Economic slowdowns are not new to the Indian economy. Indeed, the rate at which the economy grew through the decade of the 1960s and the 1970s, famously described as the “Hindu rate of growth”, would in hindsight seem like a recession in perpetuity. So, if anything, it is familiar territory for everyone; the policymaker, the analysts and even academicians.
Nor are economic crises. In the 1950s, the Indian economy faced its first big challenge in the form of a foreign exchange crisis. In the 1960s, it was an agrarian issue that dominated. In the 1970s, the manufacturing sector went through a prolonged stagnation. In the 1980s the economy was confronted with a fiscal crisis and in the 1990s, there was a balance of payments problem. But this time it is different. This is the first time we are staring in the face of a full macroeconomic crisis encompassing all aspects.
All earlier downturns have been sector-specific or segmental. Even as many of these were intense, the impact and influence they had on the economy was limited. This could have been because of the sectoral disarticulation within the Indian economy and/or its relative insulation from the rest of the world. This could also have been the result of a counter cyclical public expenditure/autonomous investment policy of the government. Resultantly, past downturns haven’t had disruptive socio-economic consequences.
This time around, it is for the first time that all sectors and segments of the economy are getting entangled at the same time. The real-side slowdown began with the Index of Industrial Production (IIP) touching the low 1.9% mark (year-on–year) in September. The IIP will most likely to turn negative in October due to power, coal and iron ore supply issues.
The performance of the segments closer to the production end—capital goods is dismal at -6.8%. The growth of eight core industries for September stood at just 2.3% on an annual basis. Given that output of the capital goods sector is investment, these numbers reflect a serious lack of investment demand. Nearer to the consumer, overall domestic automobile sales have declined by 1.05% in October 2011; cement sales growth has been negative at 1.4% for October 2011. This reflects the drop in consumption demand.
The services sector that was providing the momentum to output growth has been slowing over the years and now the services Purchase Managers Index (PMI) has been below 50 for two consecutive months—September and October. A less than 50 reading indicates contraction.

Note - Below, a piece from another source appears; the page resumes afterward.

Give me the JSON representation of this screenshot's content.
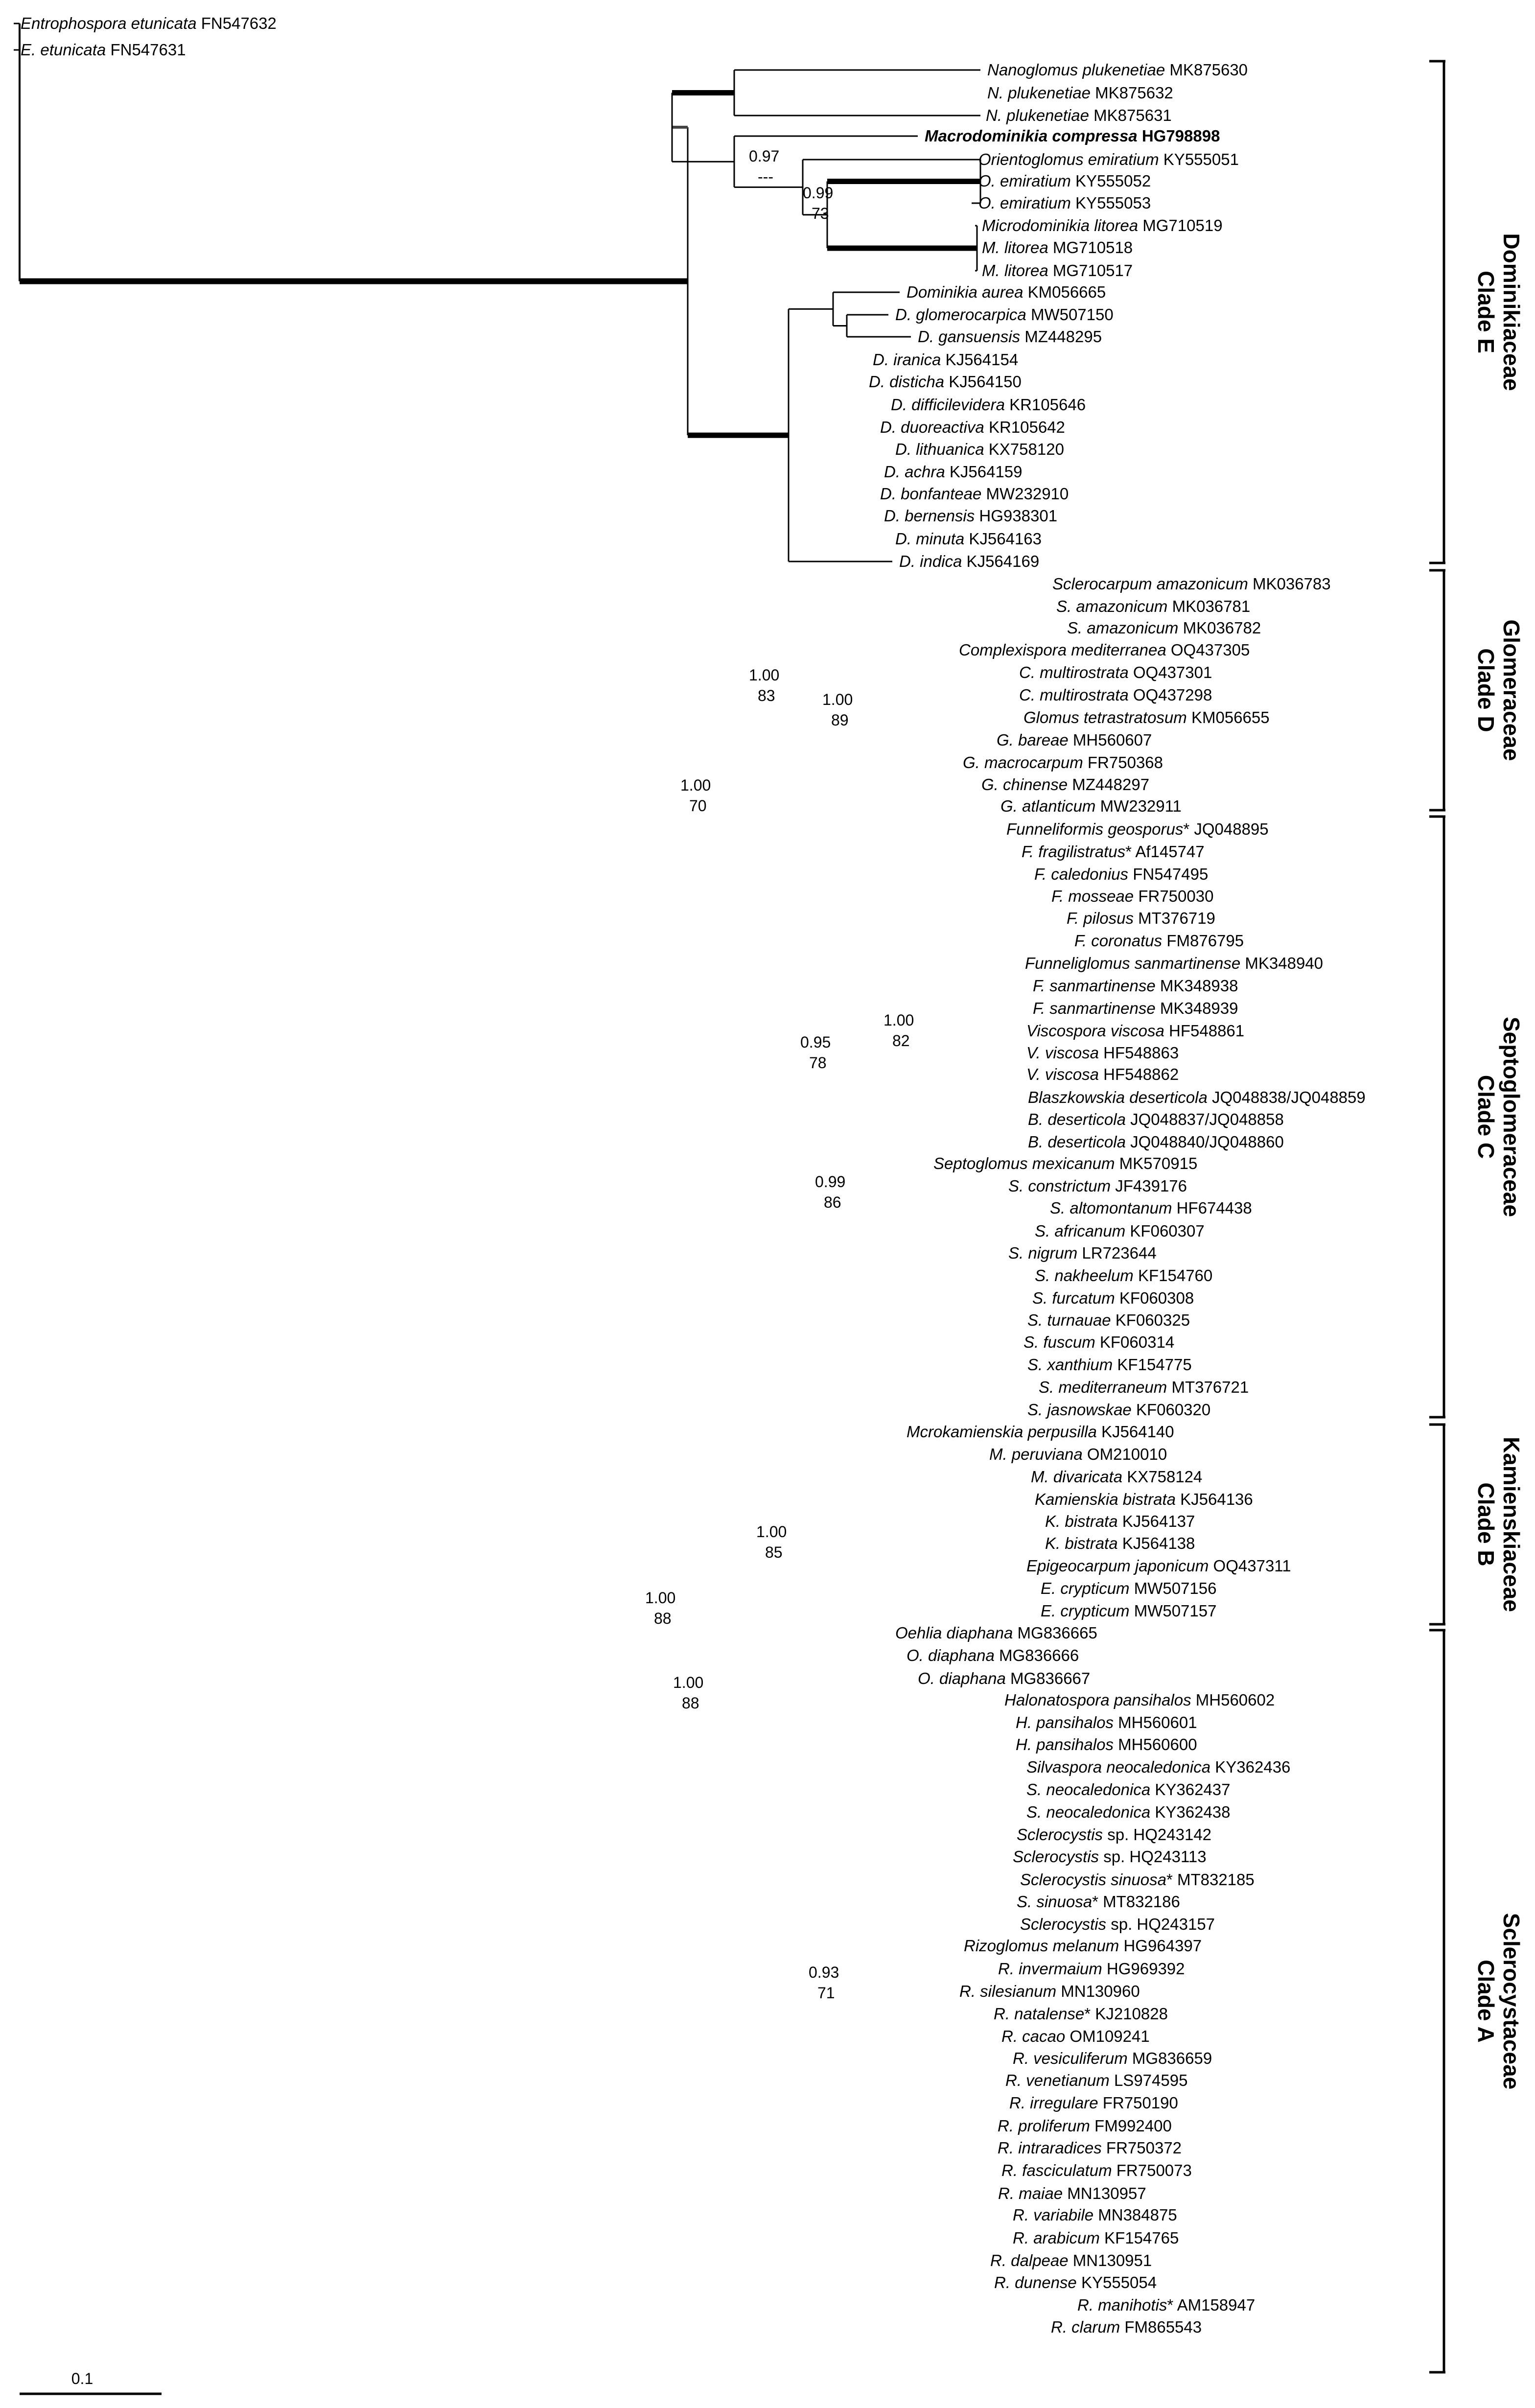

If the real side looks bad, the nominal side has fared even worse. Inflation is now the single biggest concern. The persistence of Wholesale Price Index inflation at the near two-digit level has been made worse in its impact by its structure that is biased towards raw materials and food; the former impinging on profitability of companies and the latter affecting domestic consumption. With the Consumer Price Index at much higher levels, it has distributional consequences as well.
The monetary aggregates are all over the place with the cost of borrowing now looking to cross return on capital employed in many industries. Sooner than later, the economy will be faced with a situation in which debt servicing expenditure for private companies will far outweigh new capital expenditure. In other words, more money will be spent to defray past capacity creation than creation of new capacity: a clear indicator of a serious macroeconomic crisis.
Credit growth to the commercial sector has slowed down. Though the aggregate figure is still 17%—down from the 22% level—private corporate credit growth will occur at less than 10% on an incremental basis.
Unlike in the past, where an internal crisis never really spilled over to the external side, this time around, the domestic weakness are getting properly mirrored on to the external side; be it exports, currency or balance of trade or foreign investment.
Add to this the familiar fiscal crisis. The fiscal deficit is way out of line and the combined fiscal deficit of the Centre and the states may well cross the 1990 level. That the government finances are a mess is hardly surprising considering that the government has managed to raise just Rs 1,145 crore through divestments of public sector units as compared with a target of Rs 40,000 crore for FY12. Under-recoveries for the oil marketing companies have touched a staggering Rs 65,000 crore in the first half of the fiscal.
When these short-term transient issues are seen in conjunction with the long-term structural resources deficit that India has, a protracted macroeconomic crisis begins to take shape. It is this that needs to be addressed through policy action rather than the simple deviations from the trend.